Philippines Raises $1 Billion as Global Peso Bond Sale Draws Strong Demand
The Philippines raised $1 billion from its first global sale of peso-denominated bonds, helping the nation fund a record budget deficit.
The 4.95 percent notes due January 2021 were priced to yield 5 percent, the Finance Ministry said in a statement. Citigroup Inc. and Deutsche Bank AG were the global coordinators for the sale. Credit Suisse Group AG, Goldman Sachs Group Inc., HSBC Holdings Plc and JPMorgan Chase & Co. were also arrangers.
“The Peso Global Bond is expected to enhance the government’s debt investor profile while paving the way for greater participation by offshore investors in the Philippine capital markets,” Treasurer Roberto Tan said in the statement.
Developing-nation issuers sold $1.8 billion of local- currency debt in overseas markets this year, the most since the same period in 2007, data compiled by Bloomberg show.
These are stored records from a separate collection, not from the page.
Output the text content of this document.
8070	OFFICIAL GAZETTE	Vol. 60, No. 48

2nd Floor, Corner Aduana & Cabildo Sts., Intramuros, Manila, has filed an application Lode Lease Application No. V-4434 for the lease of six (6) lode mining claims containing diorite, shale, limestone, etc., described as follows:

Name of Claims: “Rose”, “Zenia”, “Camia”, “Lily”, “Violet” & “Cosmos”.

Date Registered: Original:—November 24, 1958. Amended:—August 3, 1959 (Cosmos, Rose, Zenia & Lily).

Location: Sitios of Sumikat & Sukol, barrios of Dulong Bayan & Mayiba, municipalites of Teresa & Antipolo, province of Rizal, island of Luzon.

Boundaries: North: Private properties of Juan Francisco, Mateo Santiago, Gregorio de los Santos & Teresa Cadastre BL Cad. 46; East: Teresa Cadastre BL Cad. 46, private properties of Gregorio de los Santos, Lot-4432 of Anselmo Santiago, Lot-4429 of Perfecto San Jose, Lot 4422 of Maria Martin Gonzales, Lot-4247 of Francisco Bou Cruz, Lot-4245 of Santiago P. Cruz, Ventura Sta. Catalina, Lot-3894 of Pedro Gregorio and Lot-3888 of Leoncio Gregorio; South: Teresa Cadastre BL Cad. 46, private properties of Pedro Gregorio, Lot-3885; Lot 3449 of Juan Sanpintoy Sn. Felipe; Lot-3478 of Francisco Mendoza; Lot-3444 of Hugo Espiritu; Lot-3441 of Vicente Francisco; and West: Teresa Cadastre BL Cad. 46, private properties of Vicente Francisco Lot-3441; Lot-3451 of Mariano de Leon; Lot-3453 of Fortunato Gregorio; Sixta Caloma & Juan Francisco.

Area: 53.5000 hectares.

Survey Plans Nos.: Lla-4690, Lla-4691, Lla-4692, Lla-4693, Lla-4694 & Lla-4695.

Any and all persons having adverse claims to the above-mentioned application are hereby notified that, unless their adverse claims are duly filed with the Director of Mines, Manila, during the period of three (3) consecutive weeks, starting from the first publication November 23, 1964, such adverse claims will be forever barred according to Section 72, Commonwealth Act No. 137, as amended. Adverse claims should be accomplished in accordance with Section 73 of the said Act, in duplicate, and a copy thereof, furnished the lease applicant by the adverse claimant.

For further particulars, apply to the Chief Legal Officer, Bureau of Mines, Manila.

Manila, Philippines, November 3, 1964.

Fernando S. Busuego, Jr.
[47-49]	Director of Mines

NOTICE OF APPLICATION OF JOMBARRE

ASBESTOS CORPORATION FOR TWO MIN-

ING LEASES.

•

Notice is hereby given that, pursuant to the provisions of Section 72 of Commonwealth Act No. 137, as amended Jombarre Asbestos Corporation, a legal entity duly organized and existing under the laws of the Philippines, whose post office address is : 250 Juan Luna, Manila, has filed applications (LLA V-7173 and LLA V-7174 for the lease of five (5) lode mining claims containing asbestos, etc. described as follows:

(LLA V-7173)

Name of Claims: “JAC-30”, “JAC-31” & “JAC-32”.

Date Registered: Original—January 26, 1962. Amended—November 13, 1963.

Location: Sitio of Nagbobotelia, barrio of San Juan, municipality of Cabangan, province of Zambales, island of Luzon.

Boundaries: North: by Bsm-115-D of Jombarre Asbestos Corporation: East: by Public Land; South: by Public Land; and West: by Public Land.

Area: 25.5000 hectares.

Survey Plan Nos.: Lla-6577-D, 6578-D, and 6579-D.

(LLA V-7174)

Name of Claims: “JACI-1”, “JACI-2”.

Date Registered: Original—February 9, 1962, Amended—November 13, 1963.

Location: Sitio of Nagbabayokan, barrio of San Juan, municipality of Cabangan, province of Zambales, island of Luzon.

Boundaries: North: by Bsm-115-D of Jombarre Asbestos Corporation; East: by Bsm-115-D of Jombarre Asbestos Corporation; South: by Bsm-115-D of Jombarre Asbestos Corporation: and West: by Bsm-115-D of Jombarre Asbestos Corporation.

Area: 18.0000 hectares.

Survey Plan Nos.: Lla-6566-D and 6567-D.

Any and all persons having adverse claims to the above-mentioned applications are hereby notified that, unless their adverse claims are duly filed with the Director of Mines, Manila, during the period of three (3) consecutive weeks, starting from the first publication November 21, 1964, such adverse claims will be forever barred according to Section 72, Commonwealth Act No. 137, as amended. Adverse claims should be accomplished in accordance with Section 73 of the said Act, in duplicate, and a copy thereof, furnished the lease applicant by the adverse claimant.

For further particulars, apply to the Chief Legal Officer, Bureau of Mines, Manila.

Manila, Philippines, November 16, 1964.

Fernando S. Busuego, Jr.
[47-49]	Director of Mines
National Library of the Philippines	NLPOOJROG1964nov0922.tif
The peso bonds will be popular as they are exempt from 20 percent tax on interest and because Asian currencies are rising, Union Investment and Erste Sparinvest KAG said before the sale.
Bids exceeded $7 billion, according to two people with knowledge of the issuance, who asked not to be identified because the details are private.
“Make no mistake there’s enough global emerging-markets money that is not invested in this market,” said Kenneth Akintewe, a Singapore-based investment manager at Aberdeen Asset Management Plc, which oversees $246 billion globally. He described it as a "red-hot issue."
Asia-based investors bought 37.1 percent of the offering, with U.S. bidders taking 32.6 percent and the remainder going to Europeans, the government said.
President Benigno Aquino’s administration, which projected a deficit of 325 billion pesos ($7.4 billion) this year, is seeking to improve the nation’s finances by reducing borrowing costs. Finance Secretary Cesar Purisima said this month the 2011 shortfall may shrink to 226 billion pesos, or 2.5 percent of gross domestic product, if the economy expands 7 percent.
“The sentiment for the Philippines is positive” as proven by the rising peso and stocks, Purisima told reporters.
Colombia sold $1.3 billion of local currency bonds in international markets this year. Chile sold $520 million of 10- year bonds in pesos at 5.5 percent on July 30, about 60 basis points, or $24 million, less than the cost of borrowing locally, Finance Minister Felipe Larrain said.
The Philippines plans to raise the equivalent of 193 billion pesos from overseas debt sales this year, Treasurer Tan said last month. The government sold $1.5 billion of dollar- denominated bonds and 100 billion yen ($1.2 billion) of Samurai notes in the first quarter.
The government has plans to issue dollar bonds due in more than 10 years in exchange for shorter-dated debt, Tan said last month. The government had tapped Citigroup, HSBC and UBS AG for the exchange, a government official said this week.
Aquino plans to invest 200 billion pesos building roads, railways and ports to achieve the fastest economic growth in three decades by 2011 and catch up with Indonesia’s credit rating. The Philippines’ long-term foreign-currency debt ratings are Ba3 at Moody’s Investors Service and BB- at Standard & Poor’s, three levels below investment grade. Indonesia is rated one level higher at both Moody’s and S&P.
The Philippine budget deficit widened to 229.4 billion pesos in the first seven months, or 70.6 percent of the full- year target. The government has cut back on travel and training to limit spending and rein in the deficit, Budget Secretary Butch Abad said this month.